European companies think that cyber insurance is complex

cyber insurance

A report by Arctic Wolf shows that companies have a lot of trouble determining the right coverage for cyber insurance. That makes business leaders doubt its usefulness.

In its most recent report, Arctic Wolf takes a closer look at cyber insurance. The survey amounted to a generous 250 IT or business executives from companies that have taken out such a policy. Nearly half of the companies surveyed find it difficult to determine what risks to cover and how much coverage is needed.

The lack of clarity makes business leaders question the usefulness of cyber insurance. 41 percent of those surveyed experience difficulty convincing their boards of its usefulness, often because other priorities take precedence.

Stringent requirements

Companies struggle with the sometimes high demands imposed by insurers. Taking out insurance does not absolve you from adopting good security practices. Multi-factor authentication (51%) and managed detection and response (49%) are often required.

Other security measures are also necessary: 60 percent of respondents first had to mitigate security risks, for example, by implementing an incident response plan. In addition, 55 percent had to hire additional IT or cybersecurity personnel and 53 percent invested in security awareness training in order to obtain insurance.

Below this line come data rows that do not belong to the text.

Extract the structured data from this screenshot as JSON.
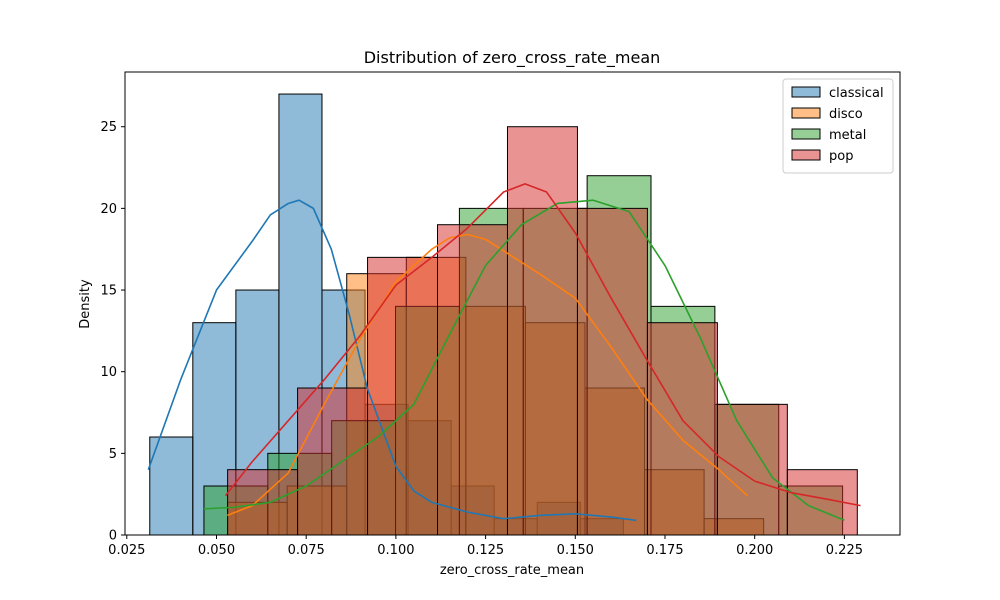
{
  "chart_data": {
    "type": "histogram",
    "title": "Distribution of zero_cross_rate_mean",
    "xlabel": "zero_cross_rate_mean",
    "ylabel": "Density",
    "xlim": [
      0.0245,
      0.2405
    ],
    "ylim": [
      0,
      28.35
    ],
    "xticks": [
      0.025,
      0.05,
      0.075,
      0.1,
      0.125,
      0.15,
      0.175,
      0.2,
      0.225
    ],
    "xtick_labels": [
      "0.025",
      "0.050",
      "0.075",
      "0.100",
      "0.125",
      "0.150",
      "0.175",
      "0.200",
      "0.225"
    ],
    "yticks": [
      0,
      5,
      10,
      15,
      20,
      25
    ],
    "ytick_labels": [
      "0",
      "5",
      "10",
      "15",
      "20",
      "25"
    ],
    "grid": false,
    "legend": "top-right",
    "series": [
      {
        "name": "classical",
        "color": "#1f77b4",
        "bin_edges": [
          0.0314,
          0.0434,
          0.0554,
          0.0674,
          0.0794,
          0.0914,
          0.1034,
          0.1154,
          0.1274,
          0.1394,
          0.1514,
          0.1634
        ],
        "counts": [
          6,
          13,
          15,
          27,
          15,
          8,
          7,
          3,
          1,
          2,
          1
        ],
        "kde": {
          "x": [
            0.031,
            0.04,
            0.05,
            0.06,
            0.065,
            0.07,
            0.073,
            0.077,
            0.082,
            0.087,
            0.092,
            0.1,
            0.105,
            0.11,
            0.12,
            0.13,
            0.14,
            0.15,
            0.16,
            0.167
          ],
          "y": [
            4.0,
            9.5,
            15.0,
            18.0,
            19.6,
            20.3,
            20.5,
            20.0,
            17.5,
            13.5,
            9.0,
            4.2,
            2.7,
            2.0,
            1.4,
            1.0,
            1.2,
            1.3,
            1.1,
            0.9
          ]
        }
      },
      {
        "name": "disco",
        "color": "#ff7f0e",
        "bin_edges": [
          0.0531,
          0.0697,
          0.0863,
          0.1029,
          0.1195,
          0.1361,
          0.1527,
          0.1693,
          0.1859,
          0.2025
        ],
        "counts": [
          2,
          3,
          16,
          17,
          14,
          13,
          9,
          4,
          1
        ],
        "kde": {
          "x": [
            0.053,
            0.06,
            0.07,
            0.08,
            0.09,
            0.1,
            0.11,
            0.115,
            0.12,
            0.125,
            0.13,
            0.14,
            0.15,
            0.16,
            0.17,
            0.18,
            0.19,
            0.198
          ],
          "y": [
            1.2,
            1.8,
            3.8,
            8.0,
            12.0,
            15.5,
            17.5,
            18.2,
            18.4,
            18.1,
            17.4,
            16.0,
            14.5,
            11.5,
            8.3,
            5.8,
            4.0,
            2.4
          ]
        }
      },
      {
        "name": "metal",
        "color": "#2ca02c",
        "bin_edges": [
          0.0465,
          0.0643,
          0.0821,
          0.0999,
          0.1177,
          0.1355,
          0.1533,
          0.1711,
          0.1889,
          0.2067,
          0.2245
        ],
        "counts": [
          3,
          5,
          7,
          14,
          20,
          20,
          22,
          14,
          8,
          3
        ],
        "kde": {
          "x": [
            0.0465,
            0.055,
            0.065,
            0.075,
            0.085,
            0.095,
            0.105,
            0.115,
            0.125,
            0.135,
            0.145,
            0.155,
            0.165,
            0.175,
            0.185,
            0.195,
            0.205,
            0.215,
            0.225
          ],
          "y": [
            1.6,
            1.7,
            2.0,
            3.0,
            4.5,
            6.0,
            8.0,
            12.3,
            16.5,
            19.0,
            20.3,
            20.5,
            19.8,
            16.5,
            12.0,
            7.0,
            3.5,
            1.8,
            0.9
          ]
        }
      },
      {
        "name": "pop",
        "color": "#d62728",
        "bin_edges": [
          0.0531,
          0.0726,
          0.0921,
          0.1116,
          0.1311,
          0.1506,
          0.1701,
          0.1896,
          0.2091,
          0.2286
        ],
        "counts": [
          4,
          9,
          17,
          19,
          25,
          20,
          13,
          8,
          4
        ],
        "kde": {
          "x": [
            0.0525,
            0.06,
            0.07,
            0.08,
            0.09,
            0.1,
            0.11,
            0.12,
            0.13,
            0.136,
            0.142,
            0.15,
            0.16,
            0.17,
            0.18,
            0.19,
            0.2,
            0.21,
            0.22,
            0.2295
          ],
          "y": [
            2.4,
            4.5,
            7.0,
            9.5,
            12.2,
            15.3,
            17.0,
            18.8,
            21.0,
            21.5,
            21.0,
            18.5,
            14.5,
            10.7,
            7.0,
            4.8,
            3.3,
            2.6,
            2.2,
            1.8
          ]
        }
      }
    ]
  }
}
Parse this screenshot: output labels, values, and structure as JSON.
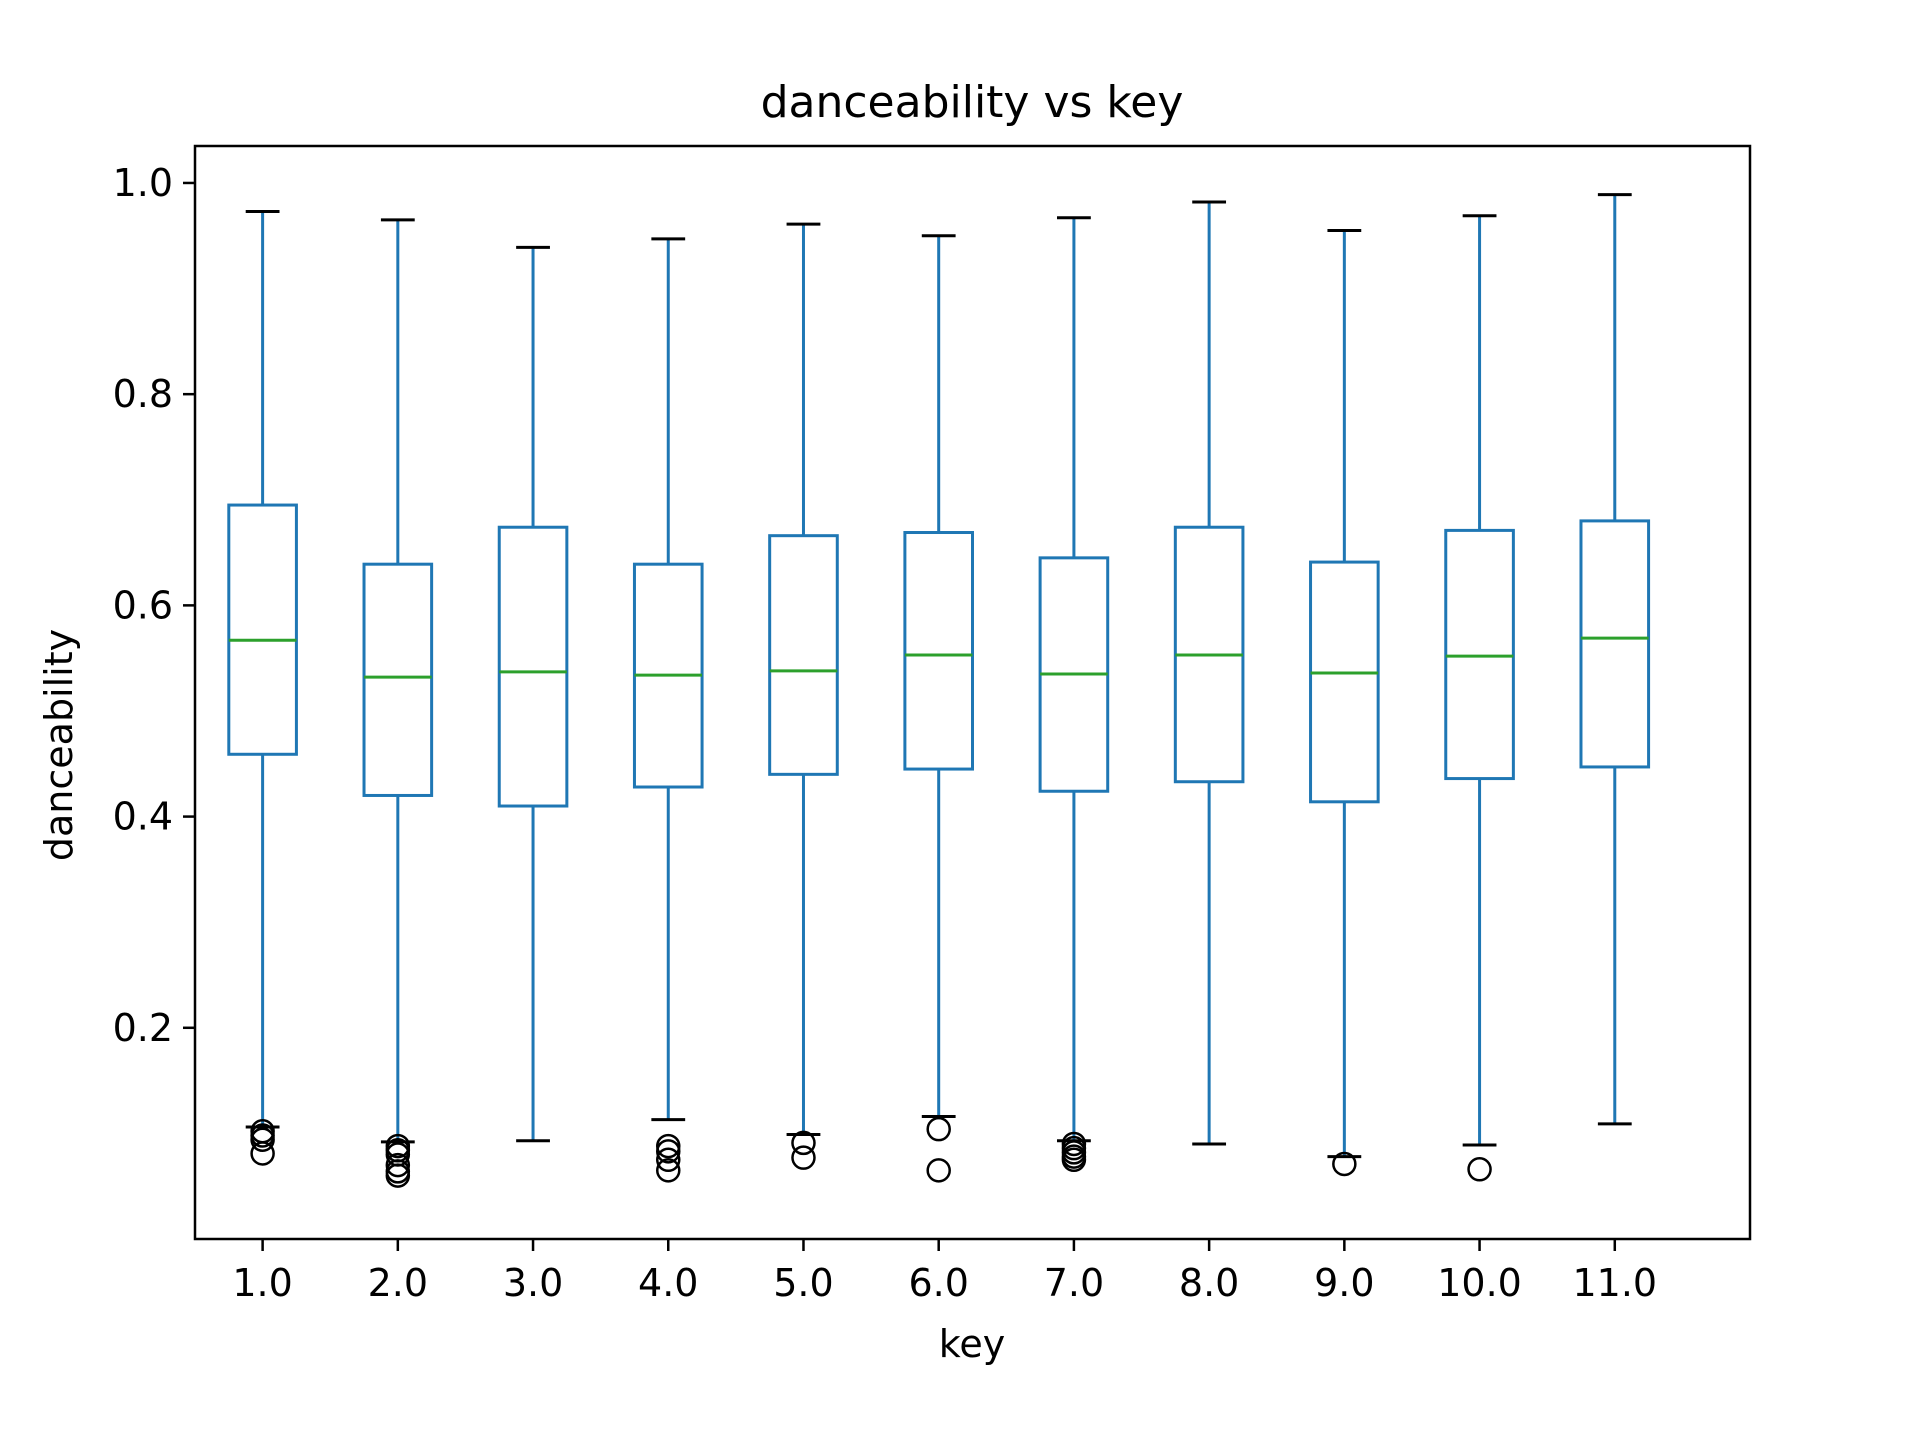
{
  "chart_data": {
    "type": "box",
    "title": "danceability vs key",
    "xlabel": "key",
    "ylabel": "danceability",
    "ylim": [
      0.0,
      1.035
    ],
    "yticks": [
      0.2,
      0.4,
      0.6,
      0.8,
      1.0
    ],
    "ytick_labels": [
      "0.2",
      "0.4",
      "0.6",
      "0.8",
      "1.0"
    ],
    "categories": [
      "1.0",
      "2.0",
      "3.0",
      "4.0",
      "5.0",
      "6.0",
      "7.0",
      "8.0",
      "9.0",
      "10.0",
      "11.0"
    ],
    "boxes": [
      {
        "whisker_low": 0.106,
        "q1": 0.459,
        "median": 0.567,
        "q3": 0.695,
        "whisker_high": 0.973,
        "outliers": [
          0.102,
          0.098,
          0.094,
          0.081
        ]
      },
      {
        "whisker_low": 0.092,
        "q1": 0.42,
        "median": 0.532,
        "q3": 0.639,
        "whisker_high": 0.965,
        "outliers": [
          0.088,
          0.084,
          0.08,
          0.07,
          0.064,
          0.06
        ]
      },
      {
        "whisker_low": 0.093,
        "q1": 0.41,
        "median": 0.537,
        "q3": 0.674,
        "whisker_high": 0.939,
        "outliers": []
      },
      {
        "whisker_low": 0.113,
        "q1": 0.428,
        "median": 0.534,
        "q3": 0.639,
        "whisker_high": 0.947,
        "outliers": [
          0.088,
          0.083,
          0.075,
          0.065
        ]
      },
      {
        "whisker_low": 0.099,
        "q1": 0.44,
        "median": 0.538,
        "q3": 0.666,
        "whisker_high": 0.961,
        "outliers": [
          0.091,
          0.077
        ]
      },
      {
        "whisker_low": 0.116,
        "q1": 0.445,
        "median": 0.553,
        "q3": 0.669,
        "whisker_high": 0.95,
        "outliers": [
          0.104,
          0.065
        ]
      },
      {
        "whisker_low": 0.093,
        "q1": 0.424,
        "median": 0.535,
        "q3": 0.645,
        "whisker_high": 0.967,
        "outliers": [
          0.09,
          0.086,
          0.082,
          0.078,
          0.075
        ]
      },
      {
        "whisker_low": 0.09,
        "q1": 0.433,
        "median": 0.553,
        "q3": 0.674,
        "whisker_high": 0.982,
        "outliers": []
      },
      {
        "whisker_low": 0.078,
        "q1": 0.414,
        "median": 0.536,
        "q3": 0.641,
        "whisker_high": 0.955,
        "outliers": [
          0.071
        ]
      },
      {
        "whisker_low": 0.089,
        "q1": 0.436,
        "median": 0.552,
        "q3": 0.671,
        "whisker_high": 0.969,
        "outliers": [
          0.066
        ]
      },
      {
        "whisker_low": 0.109,
        "q1": 0.447,
        "median": 0.569,
        "q3": 0.68,
        "whisker_high": 0.989,
        "outliers": []
      }
    ],
    "grid": false,
    "colors": {
      "box": "#1f77b4",
      "median": "#2ca02c",
      "cap": "#000000",
      "outlier": "#000000",
      "axes": "#000000"
    }
  }
}
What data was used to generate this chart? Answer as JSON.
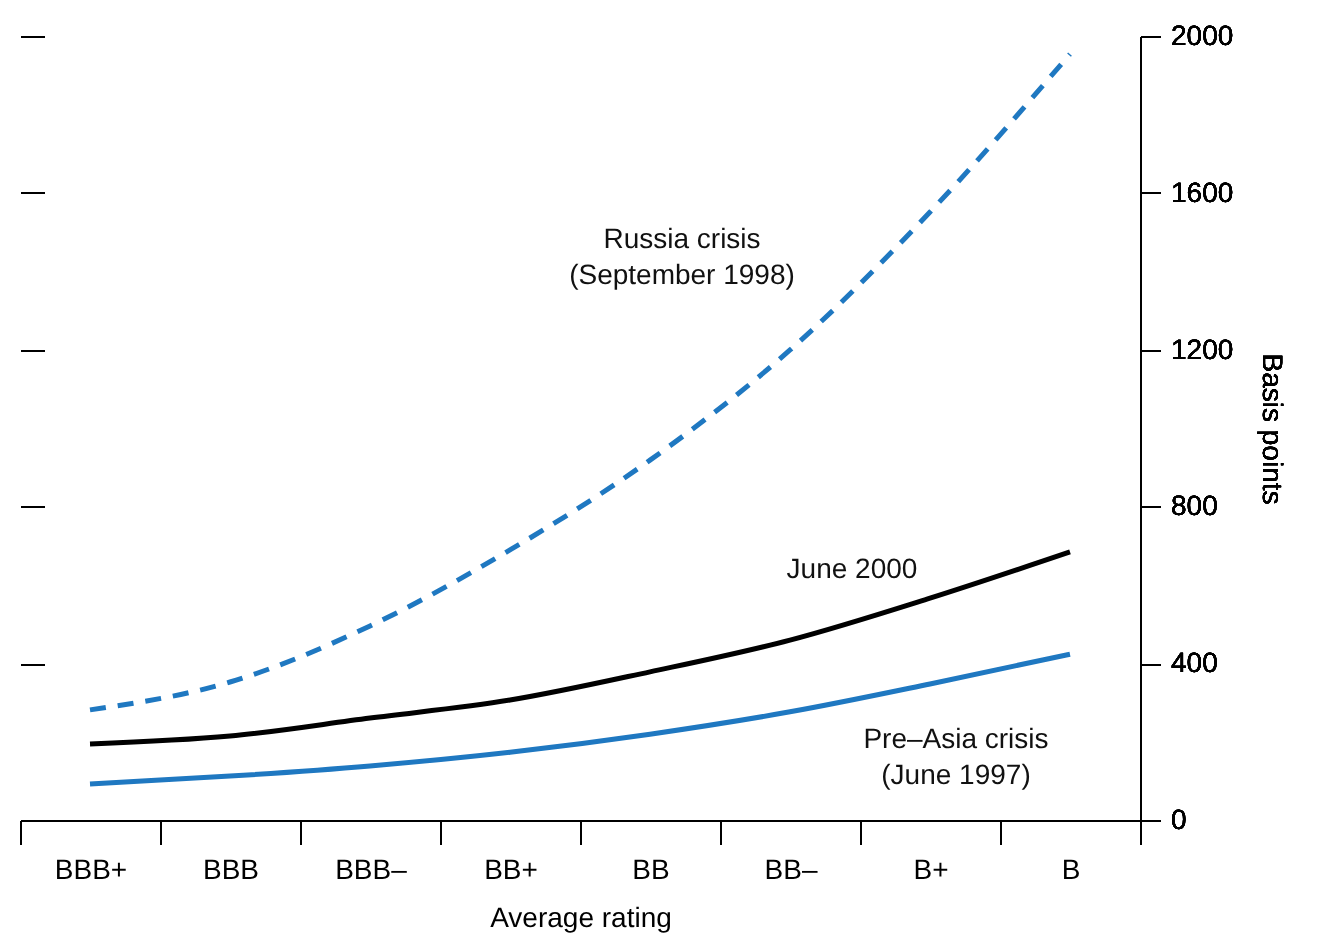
{
  "chart_data": {
    "type": "line",
    "xlabel": "Average rating",
    "ylabel": "Basis points",
    "categories": [
      "BBB+",
      "BBB",
      "BBB–",
      "BB+",
      "BB",
      "BB–",
      "B+",
      "B"
    ],
    "series": [
      {
        "name": "Russia crisis\n(September 1998)",
        "color": "#1f78c1",
        "line_style": "dashed",
        "values": [
          281,
          352,
          495,
          689,
          918,
          1199,
          1551,
          1954
        ]
      },
      {
        "name": "June 2000",
        "color": "#000000",
        "line_style": "solid",
        "values": [
          194,
          214,
          260,
          306,
          378,
          459,
          566,
          684
        ]
      },
      {
        "name": "Pre–Asia crisis\n(June 1997)",
        "color": "#1f78c1",
        "line_style": "solid",
        "values": [
          92,
          112,
          138,
          173,
          219,
          276,
          347,
          423
        ]
      }
    ],
    "ylim": [
      0,
      2000
    ],
    "yticks": [
      0,
      400,
      800,
      1200,
      1600,
      2000
    ],
    "grid": false,
    "marker": "none"
  }
}
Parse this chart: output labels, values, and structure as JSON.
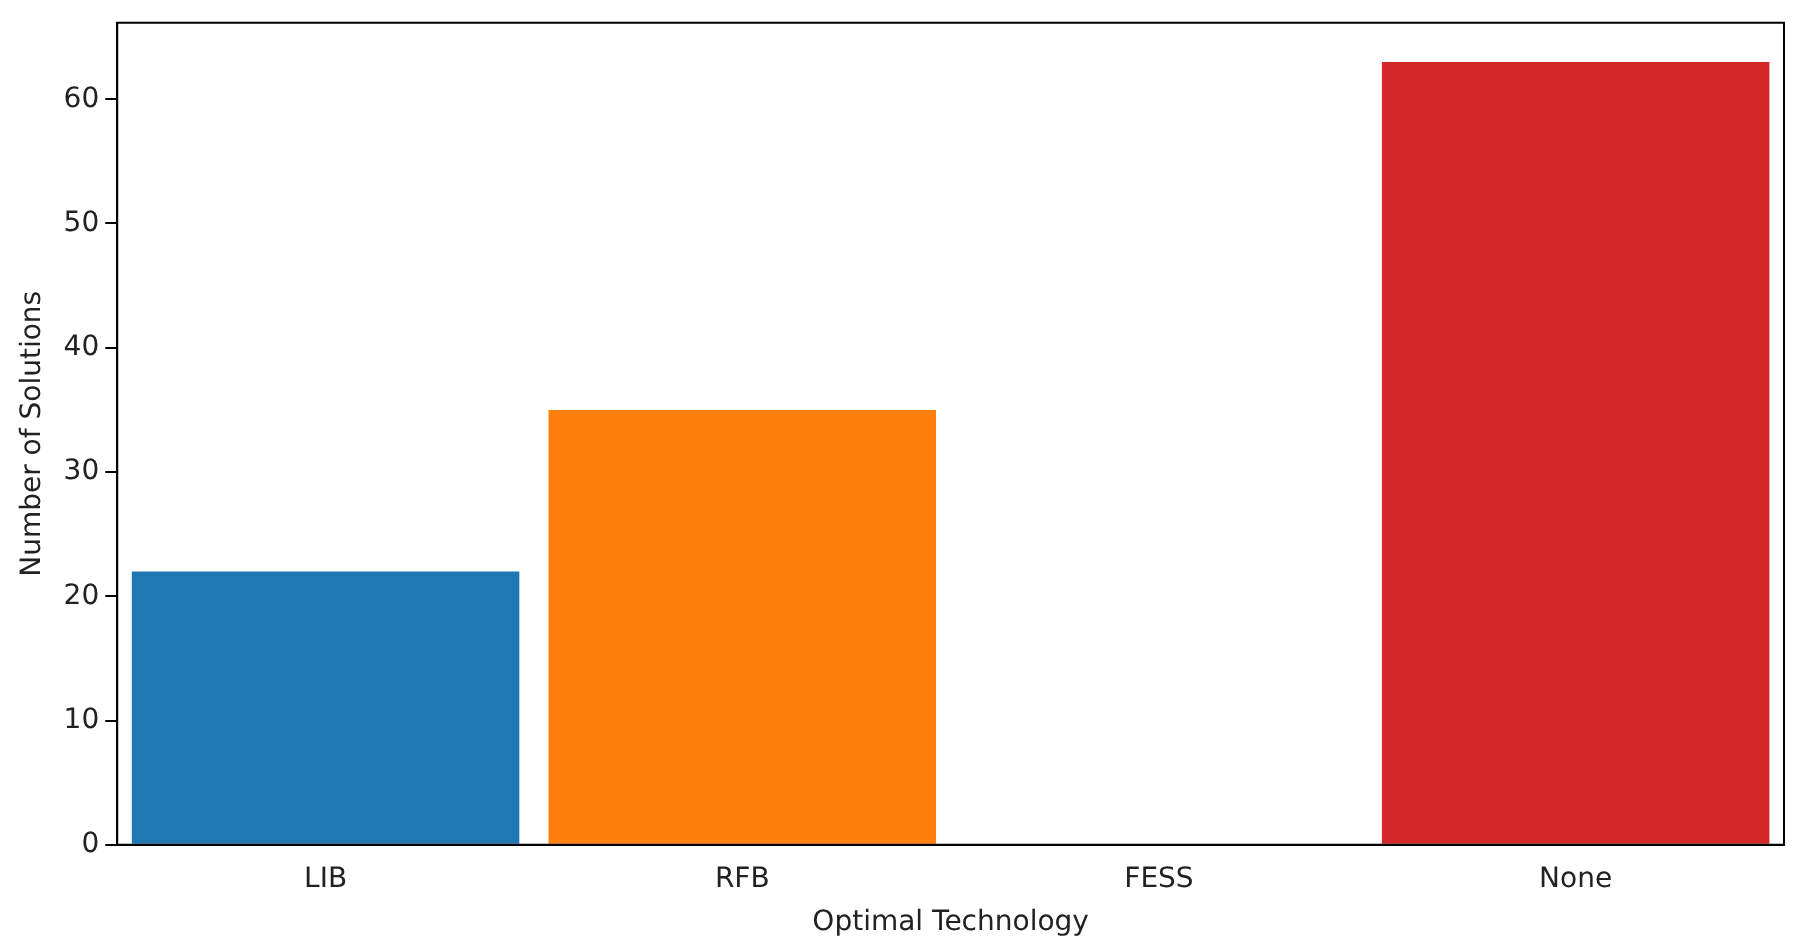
{
  "chart_data": {
    "type": "bar",
    "xlabel": "Optimal Technology",
    "ylabel": "Number of Solutions",
    "categories": [
      "LIB",
      "RFB",
      "FESS",
      "None"
    ],
    "values": [
      22,
      35,
      0,
      63
    ],
    "colors": [
      "#1f77b4",
      "#ff7f0e",
      "#2ca02c",
      "#d62728"
    ],
    "ylim": [
      0,
      66.15
    ],
    "yticks": [
      0,
      10,
      20,
      30,
      40,
      50,
      60
    ],
    "grid": false,
    "legend": false
  }
}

On that front, you could say that cyber insurance has a positive effect on security policies.

Cyber incidents affect premiums

It doesn’t stop from the moment you have insurance in place. Companies that have insurance in place continue to invest in security just as much. Cloud security monitoring (45%), incident response capabilities (44%) and network security (43%) are popular investments. These additional measures also help lower premiums. For example, 63 percent of companies were able to reduce their premiums by at least 10 percent thanks to investments.

read also

European companies think that cyber insurance is complex

This is necessary, because cyber insurance policies penalize you for incidents. 2 percent saw premiums rise after an incident, while 36 percent faced stricter controls from the insurer and 34 percent received more limited coverage or additional requirements.

The poll shows that insurers do do what customers pay for: 37 percent received assistance from an investigation and response team, which in some cases led to (partial) restoration of affected data. In addition, 30 percent have received legal assistance in litigation or compliance investigations.

According to Arctic Wolf, the demand for cyber insurance continues to grow, especially in Europe. But think of cyber insurance as a Band-Aid. It can reduce the cost of a cyber attack or speed up recovery. But the best remedy against cyber attacks remains prevention: even with insurance, organizations need to invest in their own security.